The research focuses on the synthesis of phosphorus(V) complexes with acyclic monoaminocarbene ligands through an oxidative addition reaction. The purpose of this study was to expand the family of carbene precursors for main-group-element compounds, specifically targeting asymmetric (difluoroorganyl)dimethylamines with only one amino group attached to the -CF2 function. The researchers aimed to overcome the limitations of traditional methods that require carbene ligands to be isolated in their free form, which is not feasible for all carbenes due to their reactivity. The key chemicals used in this process include (difluoroorganyl)dimethylamines, RCF2NMe2 (where R = H, Ph, tBu), which served as carbene precursors for phosphorus trifluoride in the oxidative addition reaction. The reaction yielded complexes of phosphorus pentafluoride with acyclic carbenes, which are otherwise challenging to access. The study concluded that the family of carbene precursors has been successfully extended to include asymmetric (difluoroorganyl)dialkylamines, and an improved synthesis of the starting materials was also presented. The researchers observed that the C?P bond length varied significantly between the synthesized compounds, with the shortest bond length found in the complex with the hydrogen substituent (4-H). The products were sensitive and tended to decompose if kept in the reaction mixture, but pure compounds were stable under a nitrogen atmosphere at room temperature for several weeks.

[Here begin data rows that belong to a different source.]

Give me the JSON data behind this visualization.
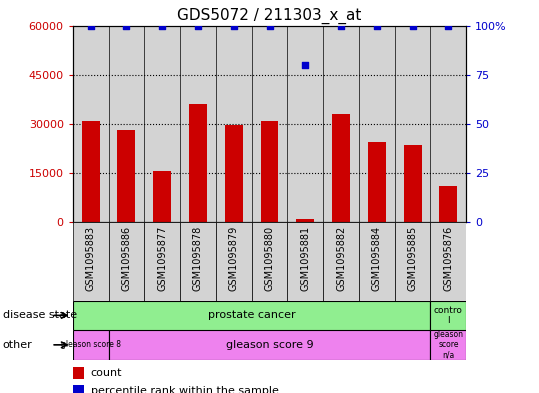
{
  "title": "GDS5072 / 211303_x_at",
  "samples": [
    "GSM1095883",
    "GSM1095886",
    "GSM1095877",
    "GSM1095878",
    "GSM1095879",
    "GSM1095880",
    "GSM1095881",
    "GSM1095882",
    "GSM1095884",
    "GSM1095885",
    "GSM1095876"
  ],
  "counts": [
    31000,
    28000,
    15500,
    36000,
    29500,
    31000,
    800,
    33000,
    24500,
    23500,
    11000
  ],
  "percentile_ranks": [
    100,
    100,
    100,
    100,
    100,
    100,
    80,
    100,
    100,
    100,
    100
  ],
  "ylim_left": [
    0,
    60000
  ],
  "ylim_right": [
    0,
    100
  ],
  "yticks_left": [
    0,
    15000,
    30000,
    45000,
    60000
  ],
  "ytick_labels_left": [
    "0",
    "15000",
    "30000",
    "45000",
    "60000"
  ],
  "yticks_right": [
    0,
    25,
    50,
    75,
    100
  ],
  "ytick_labels_right": [
    "0",
    "25",
    "50",
    "75",
    "100%"
  ],
  "bar_color": "#cc0000",
  "dot_color": "#0000cc",
  "bar_width": 0.5,
  "bg_color": "#ffffff",
  "tick_label_color_left": "#cc0000",
  "tick_label_color_right": "#0000cc",
  "col_bg_color": "#d3d3d3",
  "ds_green": "#90ee90",
  "ot_violet": "#ee82ee"
}
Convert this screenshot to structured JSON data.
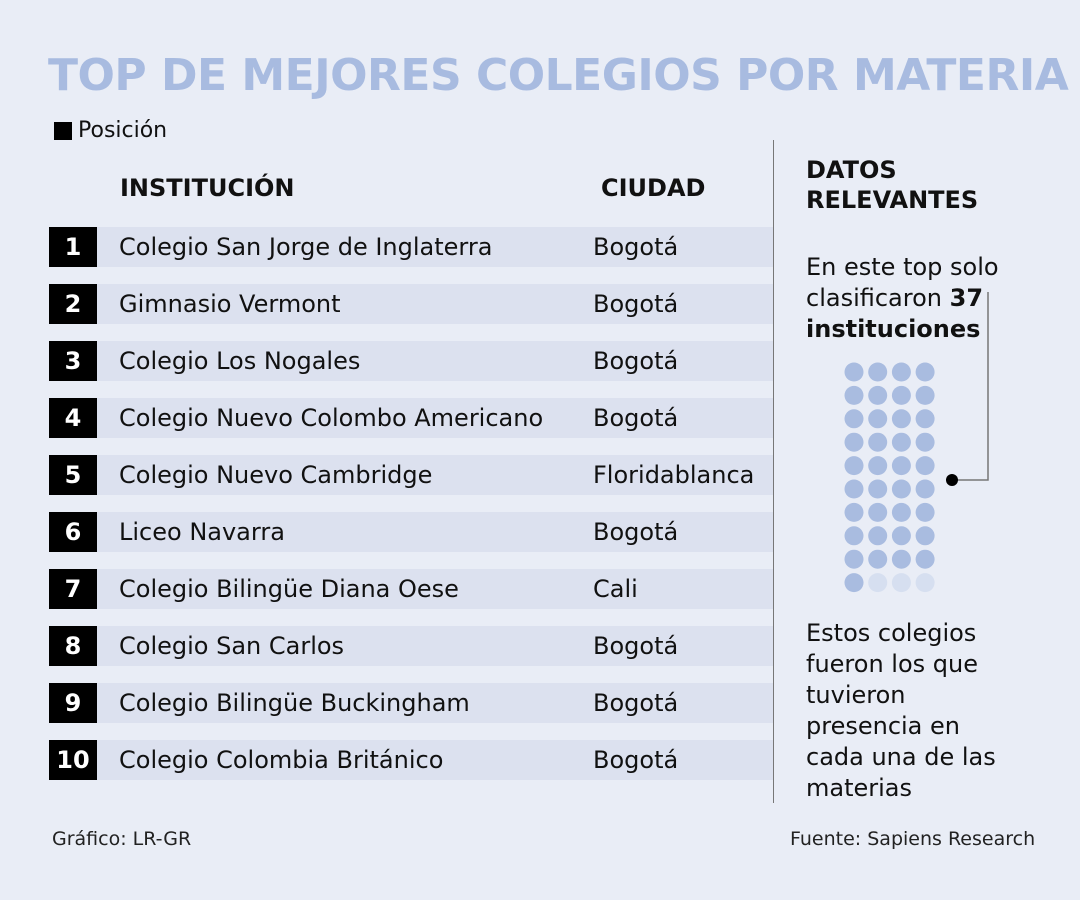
{
  "title": "TOP DE MEJORES COLEGIOS POR MATERIA",
  "legend": "Posición",
  "headers": {
    "institution": "INSTITUCIÓN",
    "city": "CIUDAD"
  },
  "chart_data": {
    "type": "table",
    "title": "TOP DE MEJORES COLEGIOS POR MATERIA",
    "columns": [
      "Posición",
      "INSTITUCIÓN",
      "CIUDAD"
    ],
    "rows": [
      {
        "pos": "1",
        "institution": "Colegio San Jorge de Inglaterra",
        "city": "Bogotá"
      },
      {
        "pos": "2",
        "institution": "Gimnasio Vermont",
        "city": "Bogotá"
      },
      {
        "pos": "3",
        "institution": "Colegio Los Nogales",
        "city": "Bogotá"
      },
      {
        "pos": "4",
        "institution": "Colegio Nuevo Colombo Americano",
        "city": "Bogotá"
      },
      {
        "pos": "5",
        "institution": "Colegio Nuevo Cambridge",
        "city": "Floridablanca"
      },
      {
        "pos": "6",
        "institution": "Liceo Navarra",
        "city": "Bogotá"
      },
      {
        "pos": "7",
        "institution": "Colegio Bilingüe Diana Oese",
        "city": "Cali"
      },
      {
        "pos": "8",
        "institution": "Colegio San Carlos",
        "city": "Bogotá"
      },
      {
        "pos": "9",
        "institution": "Colegio Bilingüe Buckingham",
        "city": "Bogotá"
      },
      {
        "pos": "10",
        "institution": "Colegio Colombia Británico",
        "city": "Bogotá"
      }
    ],
    "dot_chart": {
      "filled": 37,
      "total": 40,
      "columns": 4
    }
  },
  "side": {
    "title_line1": "DATOS",
    "title_line2": "RELEVANTES",
    "text1_a": "En este top solo",
    "text1_b": "clasificaron ",
    "text1_num": "37",
    "text1_c": "instituciones",
    "text2": [
      "Estos colegios",
      "fueron los que",
      "tuvieron",
      "presencia en",
      "cada una de las",
      "materias"
    ]
  },
  "colors": {
    "title": "#a8bbe0",
    "dot_filled": "#a9bce0",
    "dot_empty": "#d6dff0",
    "row_bg": "#dce1ef"
  },
  "footer": {
    "left": "Gráfico: LR-GR",
    "right": "Fuente: Sapiens Research"
  }
}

Phosphorus(V) complexes with acyclic monoaminocarbene ligands via oxidative addition

10.1021/ic400756z

The research focuses on the synthesis of phosphorus(V) complexes with acyclic monoaminocarbene ligands through an oxidative addition reaction. The purpose of this study was to extend the family of carbene precursors for main-group-element compounds, specifically by using asymmetric (difluoroorganyl)dimethylamines, RCF2NMe2 (R = H, Ph, tBu), as carbene precursors for phosphorus trifluoride. The researchers successfully synthesized complexes with sterically nondemanding asymmetric and acyclic carbenes that are not accessible through the free carbene route. The chemicals used in the process included difluorobis(dialkylamino)methane (1) and its cyclic analogue as precursors, as well as PF3, which upon reaction with the asymmetric precursors 3-R, yielded the corresponding carbene complexes of phosphorus pentafluoride 4-R as colorless solids. The study concluded that the C?P bond length varied significantly between the three title compounds, with the shortest found in 4-H, and that the variation might be attributed to steric rather than electronic effects. The products were sensitive and tended to decompose if kept in the reaction mixture, but the pure compounds were stable under a nitrogen atmosphere at room temperature for several weeks.